ONJava.com -- The Independent Source for Enterprise Java
oreilly.comSafari Books Online.Conferences.

advertisement

AddThis Social Bookmark Button

Using Hierarchical Data Sets with Aspire and Tomcat

by Satya Komatineni
03/05/2003

What are Hierarchical Data Sets and Why Do You Care?

Hierarchical Data Sets are not new. They already exist in the form of CICS transactional data, files in directories, and plain Java objects, as well as the obvious XML. In the XML Journal in early 2001, I floated the idea that programmers can benefit from hierarchical data abstractions even though many of their data sources are predominantly relational (such as databases including MySQL, Oracle, SQL Server, DB2, etc.).

The .NET world has a similar idea taking root in the notion of "datasets." Although there are important differences between my proposed Hierarchical Data Sets and the nature of Microsoft's datasets, it is evident that Hierarchical Data Sets enhance relational abstractions with richer detail.

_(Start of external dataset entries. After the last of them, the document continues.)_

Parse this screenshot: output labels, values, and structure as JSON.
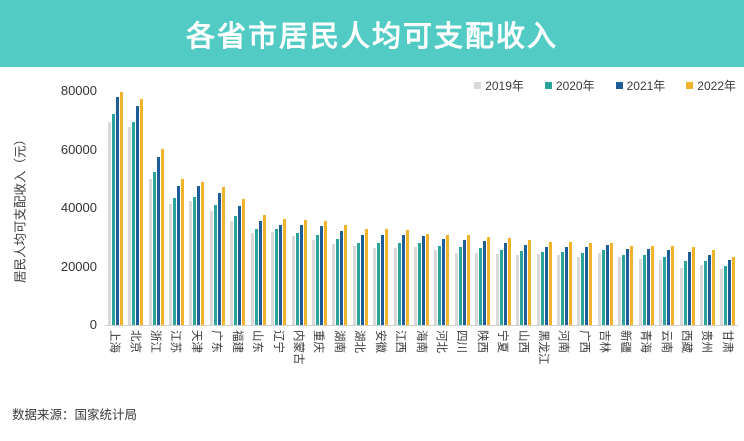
{
  "banner": {
    "title": "各省市居民人均可支配收入",
    "bg_color": "#52cbc4",
    "text_color": "#ffffff"
  },
  "source": {
    "label": "数据来源：国家统计局"
  },
  "chart_data": {
    "type": "bar",
    "title": "各省市居民人均可支配收入",
    "xlabel": "",
    "ylabel": "居民人均可支配收入（元）",
    "ylim": [
      0,
      80000
    ],
    "yticks": [
      0,
      20000,
      40000,
      60000,
      80000
    ],
    "grid": false,
    "legend_position": "top-right",
    "categories": [
      "上海",
      "北京",
      "浙江",
      "江苏",
      "天津",
      "广东",
      "福建",
      "山东",
      "辽宁",
      "内蒙古",
      "重庆",
      "湖南",
      "湖北",
      "安徽",
      "江西",
      "海南",
      "河北",
      "四川",
      "陕西",
      "宁夏",
      "山西",
      "黑龙江",
      "河南",
      "广西",
      "吉林",
      "新疆",
      "青海",
      "云南",
      "西藏",
      "贵州",
      "甘肃"
    ],
    "series": [
      {
        "name": "2019年",
        "color": "#d9d9d9",
        "values": [
          69442,
          67756,
          49899,
          41400,
          42404,
          39014,
          35616,
          31597,
          31820,
          30555,
          28920,
          27680,
          26996,
          26415,
          26262,
          26679,
          25665,
          24703,
          24666,
          24412,
          23828,
          24254,
          23903,
          23328,
          24563,
          23103,
          22618,
          22082,
          19501,
          20397,
          19139
        ]
      },
      {
        "name": "2020年",
        "color": "#2aa39b",
        "values": [
          72232,
          69434,
          52397,
          43390,
          43854,
          41029,
          37202,
          32886,
          32738,
          31497,
          30824,
          29380,
          27881,
          28103,
          28017,
          27904,
          27136,
          26522,
          26226,
          25735,
          25214,
          24902,
          24810,
          24562,
          25751,
          23845,
          24037,
          23295,
          21744,
          21795,
          20335
        ]
      },
      {
        "name": "2021年",
        "color": "#1f5d99",
        "values": [
          78027,
          75002,
          57541,
          47498,
          47449,
          44993,
          40659,
          35705,
          34087,
          34108,
          33803,
          31993,
          30829,
          30904,
          30610,
          30457,
          29383,
          29080,
          28568,
          27904,
          27426,
          26646,
          26811,
          26727,
          27472,
          26075,
          25919,
          25666,
          24950,
          23996,
          22066
        ]
      },
      {
        "name": "2022年",
        "color": "#f2b32c",
        "values": [
          79610,
          77415,
          60302,
          49862,
          48976,
          47065,
          43118,
          37560,
          36089,
          35921,
          35666,
          34036,
          32914,
          32745,
          32419,
          30957,
          30867,
          30679,
          30116,
          29599,
          29178,
          28346,
          28222,
          27981,
          27975,
          27063,
          27000,
          26937,
          26675,
          25508,
          23273
        ]
      }
    ]
  }
}
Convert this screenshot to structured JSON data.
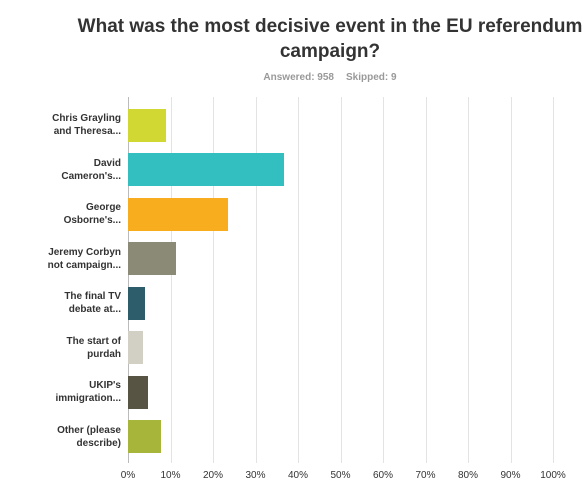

This article examines the structure of, and a Java API for, Hierarchical Data Sets. Unlike the XML Journal reference two years ago, you will now actually have a piece of executable code to use to start taking advantage of Hierarchical Data Sets. Although programmers can code in Java to access various data sources and construct the final Hierarchical Data Set, this article has an implementation that you can readily use to construct these Hierarchical Data Sets declaratively by simply composing pre-built relational adapters. Relational adapters include file readers, SQL readers, Stored Procedure readers, et cetera.

Related Reading

Java & XML Data Binding
By Brett McLaughlin

The question you're probably asking is "What good are these Hierarchical Data Sets?" Although they can't rival the salutary effects of large expensive pieces of Carbon on your most certainly deserving companions, Hierarchical Data Sets are quite useful in the programming world. For starters, an entire HTML page worth of data can be satisfied by a single Hierarchical Data Set. In an MVC model, a controller servlet can deliver a Hierarchical Data Set to a JSP page, which will paint it without further ado. For a warmup, it can be converted to XML and directly returned to the caller by the controller servlet. For the appeal, the Hierarchical Data Set can be converted to Excel. For the stylish, the Hierarchical Data Set can be redirected to a reporting engine or a charting engine that supports XML data.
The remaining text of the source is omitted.